Israel Demands Lebanon Remove Hezbollah 20 Miles From Border, Beirut Refuses
Israel's military has issued a new assessment which estimates it has launched attacks on some 3,000 Hezbollah sites in Lebanon in Syria since war started after Oct.7. Military spokesman Rear Adm. Daniel Hagari says that while Israel is nothing seeking a bigger war in Lebanon, it is "certainly ready" and that the defense forces (IDF) are ready to "attack immediately if provoked."
Hezbollah has been hitting back on a daily basis too, with villages and communities on both sides of the border being impacted, and in some cases resulting in civilian casualties. When Israel hits targets in Syria, it tends to describe these as "Iran-linked", which often means Hezbollah.
Israel now says that time is running out for diplomacy as the two sides spiral toward bigger war. "Israel has said, though, that it’s prepared to open another front with a military attack on southern Lebanon if Hezbollah doesn’t move back to about 20 miles (32 kilometers) from the border, as per the terms of a long-standing United Nations resolution," according to Bloomberg.
We reported in December that Israeli Defense Minister Yoav Gallant has estimated that over 80,000 Israeli citizens are still displaced from their homes, after border regions had to be evacuated en masse as a result of Hezbollah attacks since Oct.7.
At the time it was reported that "The Israelis are anticipating within the next six weeks to two months that if the diplomatic track isn't working, they're going to have to opt for some kind of military solution." Israeli leaders have been reiterating this message this week.
"Israel will act militarily to return the evacuated citizens to their homes" if Hezbollah doesn't comply with the demand for a buffer zone, according to Monday statements of Foreign Minister Israel Katz.
Israel is further demanding that the Lebanese government take action, but this has already been rejected in a fresh Tuesday statement:
Lebanese caretaker Foreign Minister, Abdallah Bou Habib, voiced on February 6 the nation’s rejection of recent Israeli and international demands seeking to push Lebanese resistance group, Hezbollah, north of the Litani River, saying Beirut will not accept ‘partial solutions’ to resolving the cross-border conflict.

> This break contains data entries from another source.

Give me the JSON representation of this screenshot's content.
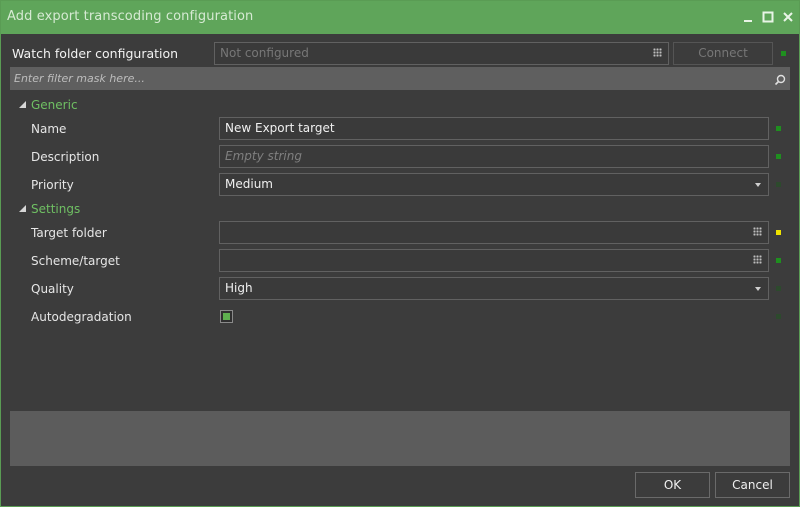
{
  "window": {
    "title": "Add export transcoding configuration",
    "controls": [
      "minimize-icon",
      "maximize-icon",
      "close-icon"
    ]
  },
  "watch_folder": {
    "label": "Watch folder configuration",
    "value": "Not configured",
    "connect_label": "Connect"
  },
  "filter": {
    "placeholder": "Enter filter mask here..."
  },
  "sections": {
    "generic": "Generic",
    "settings": "Settings"
  },
  "fields": {
    "name": {
      "label": "Name",
      "value": "New Export target"
    },
    "description": {
      "label": "Description",
      "placeholder": "Empty string"
    },
    "priority": {
      "label": "Priority",
      "value": "Medium"
    },
    "target_folder": {
      "label": "Target folder",
      "value": ""
    },
    "scheme_target": {
      "label": "Scheme/target",
      "value": ""
    },
    "quality": {
      "label": "Quality",
      "value": "High"
    },
    "autodegradation": {
      "label": "Autodegradation",
      "checked": true
    }
  },
  "buttons": {
    "ok": "OK",
    "cancel": "Cancel"
  },
  "colors": {
    "accent": "#5fa55a",
    "section_text": "#6fbf63",
    "status_ok": "#1f8f1f",
    "status_warning": "#f0e400"
  }
}
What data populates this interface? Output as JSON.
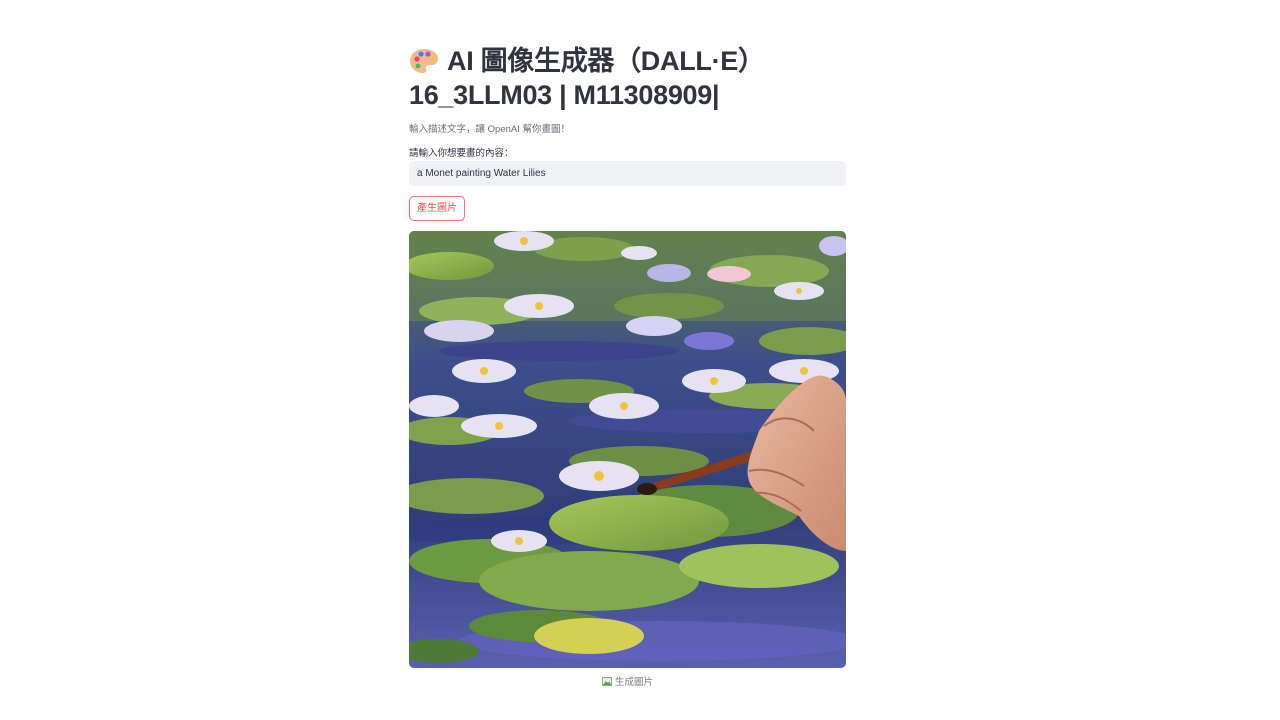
{
  "page": {
    "title_line1": "AI 圖像生成器（DALL·E）",
    "title_line2": "16_3LLM03 | M11308909|",
    "title_icon": "artist-palette-icon",
    "description": "輸入描述文字，讓 OpenAI 幫你畫圖！"
  },
  "form": {
    "prompt_label": "請輸入你想要畫的內容：",
    "prompt_value": "a Monet painting Water Lilies",
    "generate_label": "產生圖片"
  },
  "result": {
    "image_subject": "Monet-style water lilies painting with a hand holding a brush",
    "caption": "生成圖片",
    "caption_icon": "image-icon"
  },
  "colors": {
    "accent": "#ff4b4b",
    "input_bg": "#f0f2f6",
    "text": "#31333f"
  }
}
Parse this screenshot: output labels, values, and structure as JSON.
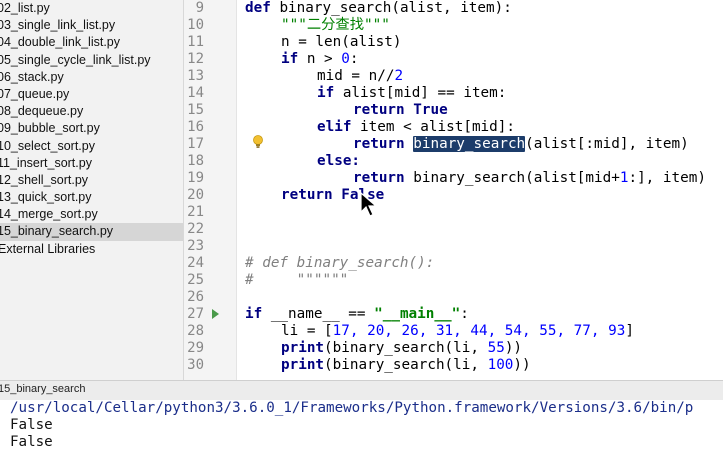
{
  "project_tree": {
    "files": [
      "02_list.py",
      "03_single_link_list.py",
      "04_double_link_list.py",
      "05_single_cycle_link_list.py",
      "06_stack.py",
      "07_queue.py",
      "08_dequeue.py",
      "09_bubble_sort.py",
      "10_select_sort.py",
      "11_insert_sort.py",
      "12_shell_sort.py",
      "13_quick_sort.py",
      "14_merge_sort.py",
      "15_binary_search.py"
    ],
    "selected": "15_binary_search.py",
    "external_libraries": "External Libraries"
  },
  "editor": {
    "line_numbers": [
      "9",
      "10",
      "11",
      "12",
      "13",
      "14",
      "15",
      "16",
      "17",
      "18",
      "19",
      "20",
      "21",
      "22",
      "23",
      "24",
      "25",
      "26",
      "27",
      "28",
      "29",
      "30"
    ],
    "code": {
      "l9_kw": "def ",
      "l9_rest": "binary_search(alist, item):",
      "l10_doc": "\"\"\"二分查找\"\"\"",
      "l11": "n = len(alist)",
      "l12_kw": "if ",
      "l12_rest": "n > ",
      "l12_num": "0",
      "l12_end": ":",
      "l13_a": "mid = n//",
      "l13_num": "2",
      "l14_kw": "if ",
      "l14_rest": "alist[mid] == item:",
      "l15_kw": "return True",
      "l16_kw": "elif ",
      "l16_rest": "item < alist[mid]:",
      "l17_kw": "return ",
      "l17_hl": "binary_search",
      "l17_rest": "(alist[:mid], item)",
      "l18_kw": "else:",
      "l19_kw": "return ",
      "l19_rest": "binary_search(alist[mid+",
      "l19_num": "1",
      "l19_end": ":], item)",
      "l20_kw": "return False",
      "l24_cm": "# def binary_search():",
      "l25_cm": "#     \"\"\"\"\"\"",
      "l27_kw": "if ",
      "l27_rest": "__name__ == ",
      "l27_str": "\"__main__\"",
      "l27_end": ":",
      "l28_a": "li = [",
      "l28_nums": "17, 20, 26, 31, 44, 54, 55, 77, 93",
      "l28_end": "]",
      "l29_kw": "print",
      "l29_rest": "(binary_search(li, ",
      "l29_num": "55",
      "l29_end": "))",
      "l30_kw": "print",
      "l30_rest": "(binary_search(li, ",
      "l30_num": "100",
      "l30_end": "))"
    }
  },
  "run_panel": {
    "label": "15_binary_search",
    "output": [
      "/usr/local/Cellar/python3/3.6.0_1/Frameworks/Python.framework/Versions/3.6/bin/p",
      "False",
      "False"
    ]
  },
  "colors": {
    "keyword": "#000080",
    "string": "#008000",
    "number": "#0000ff",
    "comment": "#808080",
    "highlight": "#1c3c6a"
  }
}
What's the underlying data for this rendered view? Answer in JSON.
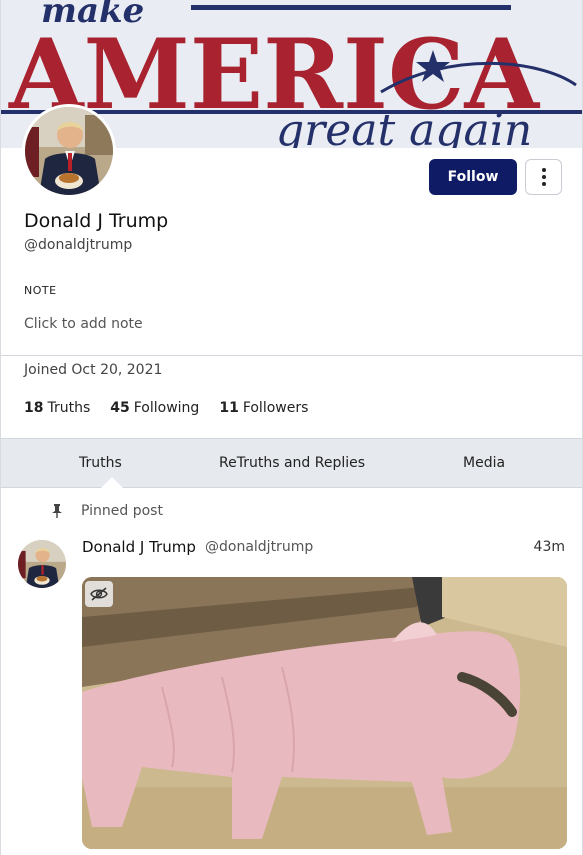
{
  "banner": {
    "line1": "make",
    "line2": "AMERICA",
    "line3": "great again",
    "colors": {
      "red": "#a8232f",
      "navy": "#24306a",
      "background": "#e9ecf2"
    }
  },
  "profile": {
    "display_name": "Donald J Trump",
    "handle": "@donaldjtrump",
    "follow_label": "Follow",
    "more_icon": "more-vertical-icon",
    "note_label": "NOTE",
    "note_placeholder": "Click to add note",
    "joined": "Joined Oct 20, 2021",
    "stats": {
      "truths_count": "18",
      "truths_label": "Truths",
      "following_count": "45",
      "following_label": "Following",
      "followers_count": "11",
      "followers_label": "Followers"
    }
  },
  "tabs": [
    {
      "label": "Truths",
      "active": true
    },
    {
      "label": "ReTruths and Replies",
      "active": false
    },
    {
      "label": "Media",
      "active": false
    }
  ],
  "post": {
    "pinned_label": "Pinned post",
    "author_name": "Donald J Trump",
    "author_handle": "@donaldjtrump",
    "time": "43m",
    "media_toggle_icon": "eye-off-icon"
  },
  "theme": {
    "accent": "#0f1b64",
    "tab_bar": "#e6e9ee"
  }
}
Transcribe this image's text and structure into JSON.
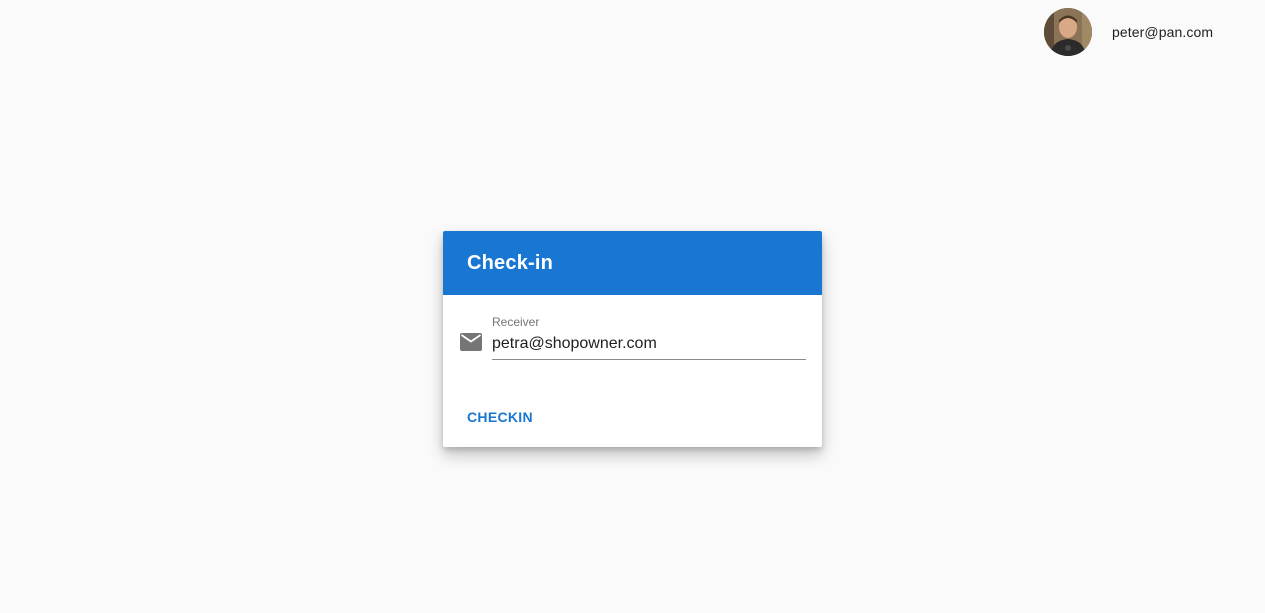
{
  "user": {
    "email": "peter@pan.com",
    "avatar_icon": "user-avatar-photo"
  },
  "dialog": {
    "title": "Check-in",
    "receiver_field": {
      "label": "Receiver",
      "value": "petra@shopowner.com",
      "icon": "mail-icon"
    },
    "checkin_button_label": "CHECKIN"
  },
  "colors": {
    "primary": "#1976d2",
    "background": "#fafafa"
  }
}
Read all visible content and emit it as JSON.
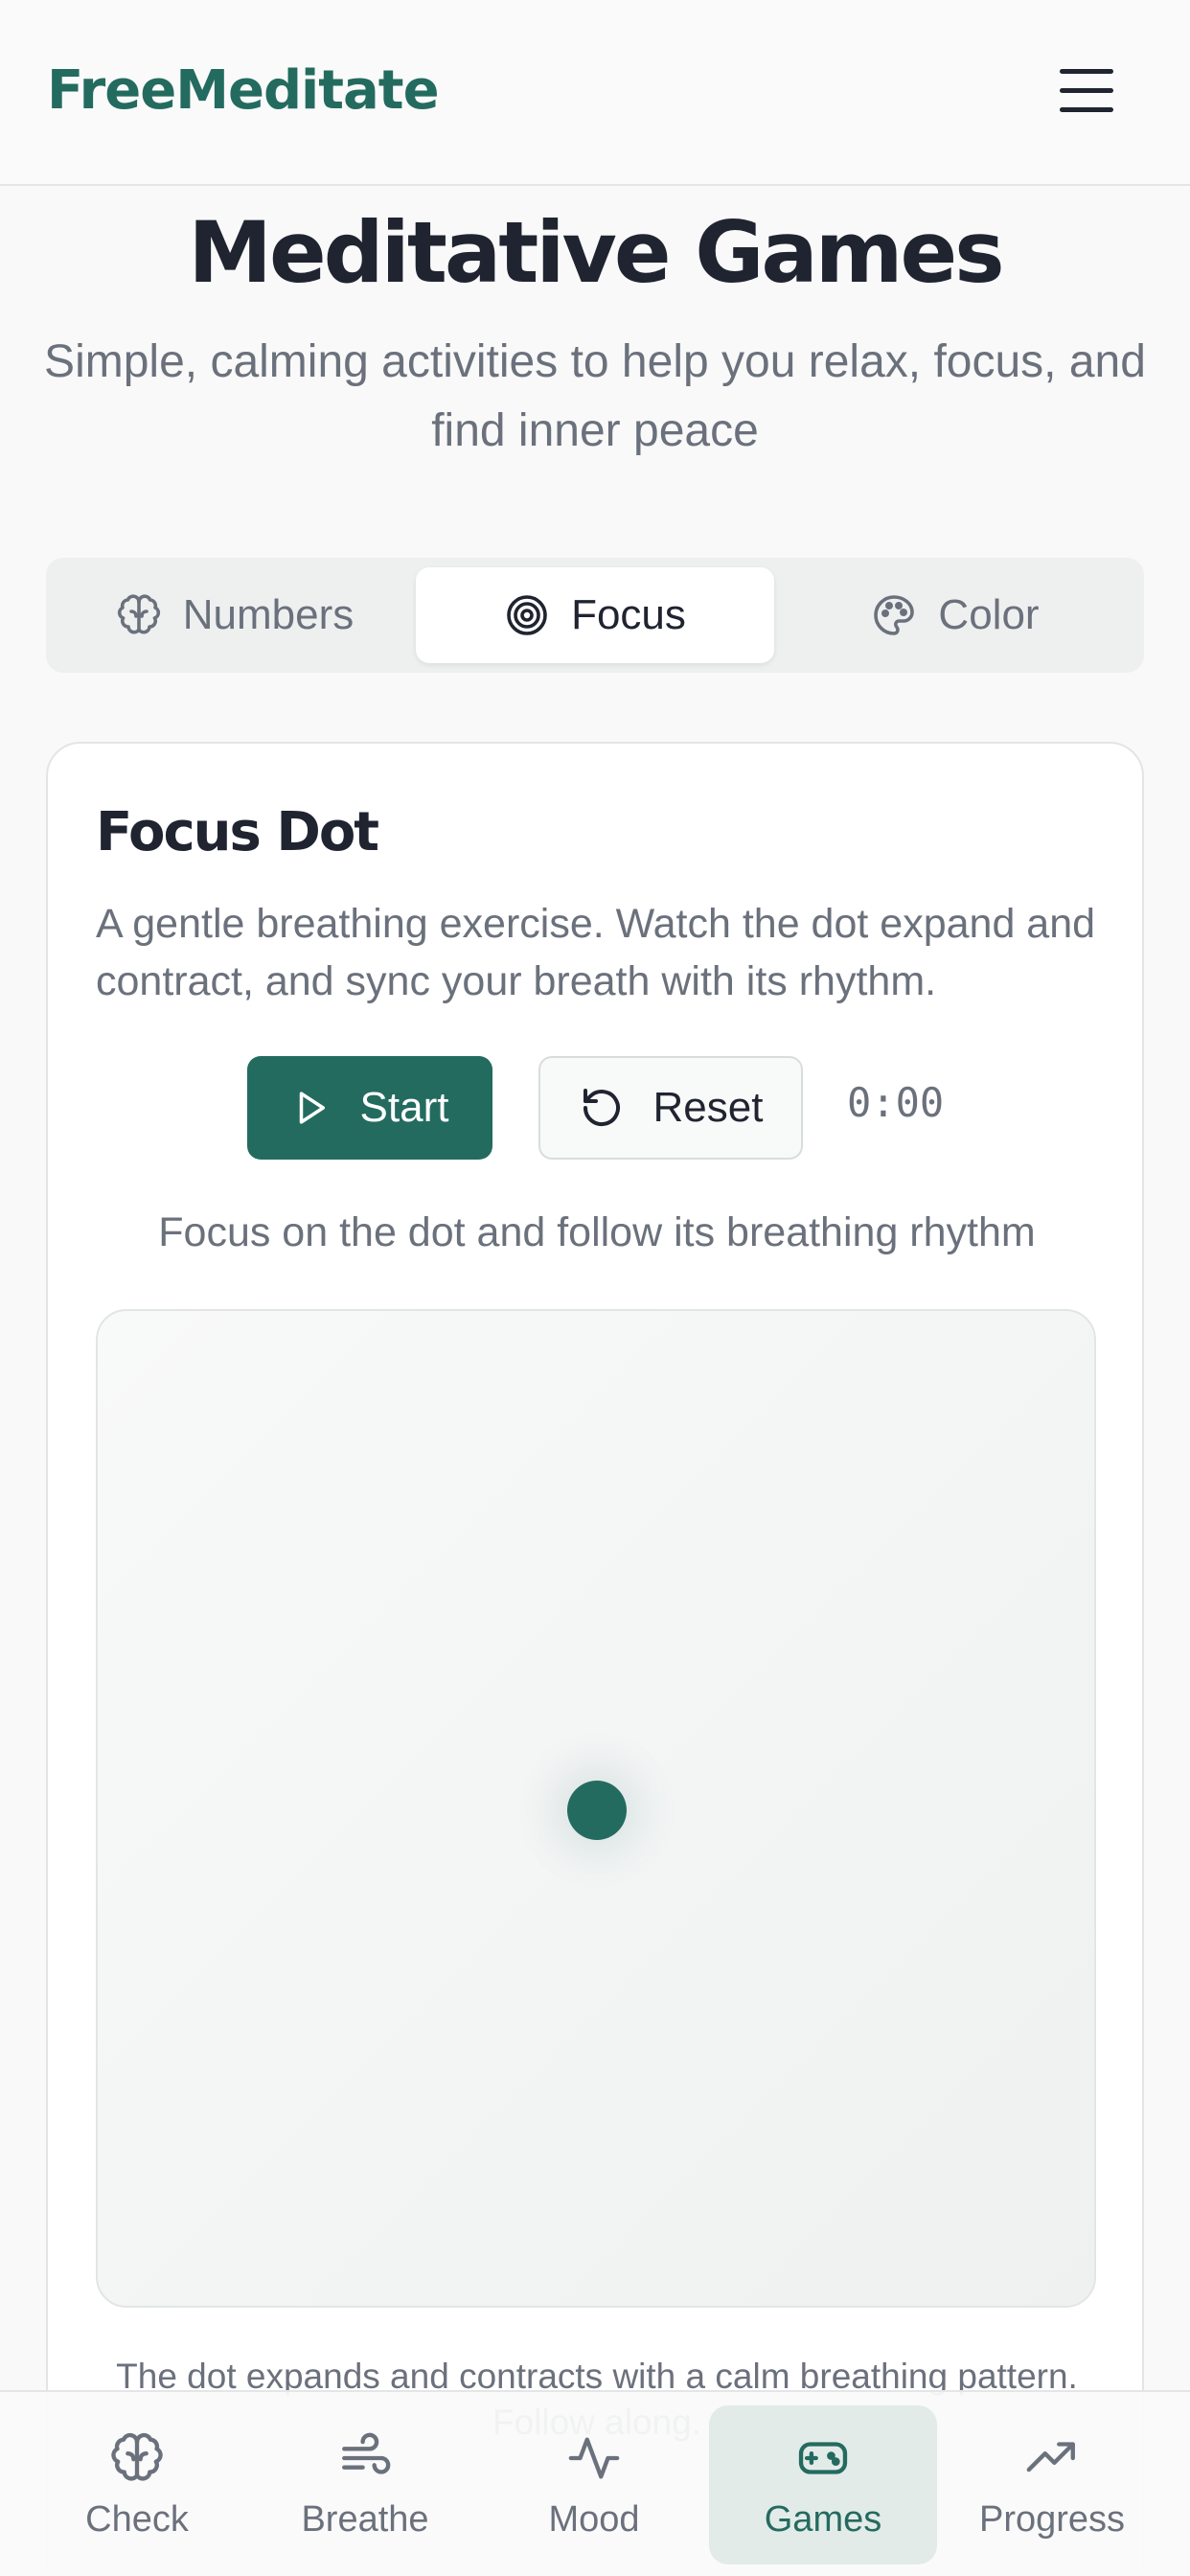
{
  "header": {
    "brand": "FreeMeditate",
    "menu_icon": "hamburger-menu-icon"
  },
  "page": {
    "title": "Meditative Games",
    "subtitle": "Simple, calming activities to help you relax, focus, and find inner peace"
  },
  "tabs": [
    {
      "label": "Numbers",
      "icon": "brain-icon",
      "active": false
    },
    {
      "label": "Focus",
      "icon": "target-icon",
      "active": true
    },
    {
      "label": "Color",
      "icon": "palette-icon",
      "active": false
    }
  ],
  "game": {
    "title": "Focus Dot",
    "description": "A gentle breathing exercise. Watch the dot expand and contract, and sync your breath with its rhythm.",
    "start_label": "Start",
    "reset_label": "Reset",
    "timer": "0:00",
    "instruction": "Focus on the dot and follow its breathing rhythm",
    "footer": "The dot expands and contracts with a calm breathing pattern. Follow along."
  },
  "bottom_nav": [
    {
      "label": "Check",
      "icon": "brain-icon",
      "active": false
    },
    {
      "label": "Breathe",
      "icon": "wind-icon",
      "active": false
    },
    {
      "label": "Mood",
      "icon": "activity-icon",
      "active": false
    },
    {
      "label": "Games",
      "icon": "gamepad-icon",
      "active": true
    },
    {
      "label": "Progress",
      "icon": "trending-up-icon",
      "active": false
    }
  ],
  "colors": {
    "accent": "#246b5f",
    "text": "#1f2430",
    "muted": "#6b717c",
    "background": "#f9f9f9"
  }
}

“Western countries demand the retreat of Hezbollah for about eight to ten kilometers north of Litani,” Bou Habib said in an interview with Nida al-Watan. “This is a formula that Lebanon rejects. [Beirut] will not accept ‘partial solutions’ that do not bring the desired peace and do not secure stability but will lead to the renewal of the war again and again.”
But in reality even if the Lebanese government wanted to try and force Hezbollah away from the southern border it would not be able to do so. The Lebanese Army has long had a very limited arsenal, and really no air force to speak of, due to sanctions and limitations imposed by Washington.
Hezbollah is widely considered to be stronger than even the Lebanese state's army, and a weak army is largely the legacy of the prior two-decade long Lebanese civil war. But if Israel and Hezbollah enter a full, uncontrollable war, the entirety of Lebanon is likely to be impacted and bombed by Israeli warplanes, as happened to some degree in the 2006 war.
Meanwhile, there appears to be a rare positive development on Tuesday, per Newsquawk: "US and four European allies hope to announce in the next few weeks a series of commitments made by Israel and Hezbollah to diffuse tensions and restore calm to the Israel-Lebanon border, according to two Israeli officials and a source cited by Axios."